CRÔNICAS

A menina do bonde

Em: 13 de Maio de 1997 Visualizações: 10638
A menina do bonde

Chovia fino naquela tarde de abril de 1925. O balconista da Casa 22 Paulista abriu o guarda-chuva, atravessou a Praça da Matriz e tomou o bonde do Plano Inclinado. Algumas paradas depois, subiu uma menina de 15 anos, extraordinariamente bela. Cabelos molhados, farda de normalista, recatada, mas toda empinadinha. Os olhares se cruzaram. O bonde, dlén-dlén-dlén. Os corações, tuc-tuc-tuc. Ele sentiu uma moleza nas pernas. Ela, um desfalecimento. Foi então que os dois compreenderam que o destino de ambos estava para sempre selado.

Filho de um ourives português, vindo do Rio de Janeiro para estabelecer-se numa portinha perto do Mercadão, em Manaus, no início do século, o balconista aprendera com o pai a identificar uma jóia. "É ela", pensou, assim que a viu. 

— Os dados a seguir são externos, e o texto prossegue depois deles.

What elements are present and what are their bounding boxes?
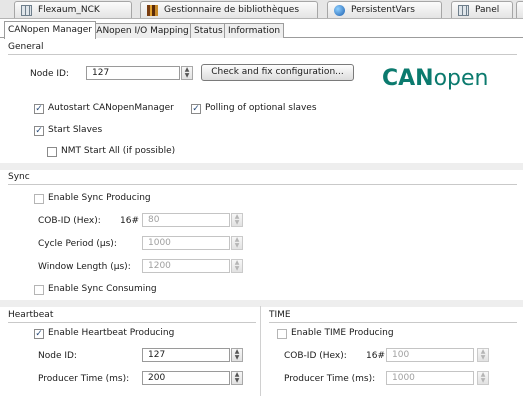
heartbeat-section-title: Heartbeat (8, 310, 54, 320)
divider (8, 322, 256, 323)
doc-tab-label: PersistentVars (351, 5, 415, 15)
spin-down-icon: ▼ (234, 242, 240, 249)
sync-cobid-input[interactable]: 80 (142, 213, 230, 227)
heartbeat-producer-time-label: Producer Time (ms): (38, 374, 130, 384)
spin-down-icon: ▼ (234, 265, 240, 272)
time-cobid-input[interactable]: 100 (386, 348, 474, 362)
divider (8, 54, 517, 55)
editor-tab-strip: CANopen Manager CANopen I/O Mapping Stat… (0, 21, 523, 39)
enable-sync-consuming-label: Enable Sync Consuming (48, 284, 157, 294)
spin-down-icon: ▼ (234, 219, 240, 226)
doc-tab-overflow[interactable] (516, 1, 523, 18)
enable-sync-producing-checkbox[interactable] (34, 194, 44, 204)
enable-sync-producing-label: Enable Sync Producing (48, 193, 151, 203)
doc-tab-label: Flexaum_NCK (38, 5, 100, 15)
divider (8, 184, 517, 185)
sync-section-title: Sync (8, 172, 30, 182)
spin-down-icon: ▼ (480, 354, 486, 361)
library-icon (147, 4, 158, 16)
enable-heartbeat-producing-checkbox[interactable]: ✓ (34, 329, 44, 339)
start-slaves-label: Start Slaves (48, 125, 103, 135)
heartbeat-node-id-label: Node ID: (38, 351, 77, 361)
grid-icon (21, 4, 32, 16)
time-section-title: TIME (269, 310, 291, 320)
general-section-title: General (8, 42, 44, 52)
section-separator (0, 163, 523, 170)
enable-time-producing-checkbox[interactable] (277, 329, 287, 339)
heartbeat-node-id-spinner[interactable]: ▲ ▼ (231, 348, 243, 362)
spin-down-icon: ▼ (234, 377, 240, 384)
window-length-input[interactable]: 1200 (142, 259, 230, 273)
section-separator (0, 300, 523, 307)
time-producer-time-input[interactable]: 1000 (386, 371, 474, 385)
enable-sync-consuming-checkbox[interactable] (34, 285, 44, 295)
nmt-start-all-label: NMT Start All (if possible) (61, 146, 176, 156)
tab-status[interactable]: Status (190, 23, 227, 38)
window-length-spinner[interactable]: ▲ ▼ (231, 259, 243, 273)
doc-tab-library-manager[interactable]: Gestionnaire de bibliothèques (140, 1, 318, 18)
time-producer-time-label: Producer Time (ms): (284, 374, 376, 384)
cycle-period-label: Cycle Period (µs): (38, 239, 117, 249)
doc-tab-label: Gestionnaire de bibliothèques (164, 5, 300, 15)
time-cobid-prefix: 16# (366, 351, 385, 361)
polling-optional-slaves-checkbox[interactable]: ✓ (191, 104, 201, 114)
node-id-input[interactable]: 127 (86, 66, 180, 80)
doc-tab-persistentvars[interactable]: PersistentVars (327, 1, 442, 18)
time-cobid-label: COB-ID (Hex): (284, 351, 347, 361)
tab-canopen-io-mapping[interactable]: CANopen I/O Mapping (86, 23, 193, 38)
grid-icon (458, 4, 469, 16)
enable-heartbeat-producing-label: Enable Heartbeat Producing (48, 328, 175, 338)
heartbeat-node-id-input[interactable]: 127 (142, 348, 230, 362)
autostart-canopen-manager-checkbox[interactable]: ✓ (34, 104, 44, 114)
tab-information[interactable]: Information (224, 23, 285, 38)
nmt-start-all-checkbox[interactable] (47, 147, 57, 157)
divider (269, 322, 517, 323)
doc-tab-label: Panel (475, 5, 500, 15)
tab-canopen-manager[interactable]: CANopen Manager (4, 21, 96, 39)
time-producer-time-spinner[interactable]: ▲ ▼ (477, 371, 489, 385)
sync-cobid-label: COB-ID (Hex): (38, 216, 101, 226)
doc-tab-flexaum-nck[interactable]: Flexaum_NCK (14, 1, 132, 18)
node-id-spinner[interactable]: ▲ ▼ (181, 66, 193, 80)
sync-cobid-prefix: 16# (120, 216, 139, 226)
node-id-label: Node ID: (30, 69, 69, 79)
window-length-label: Window Length (µs): (38, 262, 131, 272)
cycle-period-input[interactable]: 1000 (142, 236, 230, 250)
spin-down-icon: ▼ (480, 377, 486, 384)
time-cobid-spinner[interactable]: ▲ ▼ (477, 348, 489, 362)
sync-cobid-spinner[interactable]: ▲ ▼ (231, 213, 243, 227)
cycle-period-spinner[interactable]: ▲ ▼ (231, 236, 243, 250)
polling-optional-slaves-label: Polling of optional slaves (205, 103, 317, 113)
spin-down-icon: ▼ (234, 354, 240, 361)
spin-down-icon: ▼ (184, 72, 190, 79)
start-slaves-checkbox[interactable]: ✓ (34, 126, 44, 136)
heartbeat-producer-time-spinner[interactable]: ▲ ▼ (231, 371, 243, 385)
heartbeat-producer-time-input[interactable]: 200 (142, 371, 230, 385)
globe-icon (334, 4, 345, 16)
autostart-canopen-manager-label: Autostart CANopenManager (48, 103, 174, 113)
document-tab-strip: Flexaum_NCK Gestionnaire de bibliothèque… (0, 0, 523, 19)
column-divider (260, 306, 261, 396)
doc-tab-panel[interactable]: Panel (451, 1, 513, 18)
canopen-logo: CANopen (382, 66, 489, 91)
check-and-fix-configuration-button[interactable]: Check and fix configuration... (201, 64, 354, 81)
enable-time-producing-label: Enable TIME Producing (291, 328, 394, 338)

Era ela, a menina Isabel, filha do sr. Carvalho, morador da rua Xavier de Mendonça, no bairro dos Tocos. Durante algumas semanas, o bonde seria o palco de um dialogo silencioso. Olhos perguntavam, olhos respondiam: suspiros, juras e promessas de amor, num código que só os apaixonados conseguem decifrar.

 Meses depois, na igreja de São Sebastião, o padre pergunta: Alberto de Jesus Greijal, comerciário, 23 anos, aceita Isabel Carvalho, 16 anos incompletos, como legítima esposa? E você, menina Isabel, que ainda ontem estava brincando de boneca, aceita como esposo este carioca, nascido em 1903 no bairro do Estácio?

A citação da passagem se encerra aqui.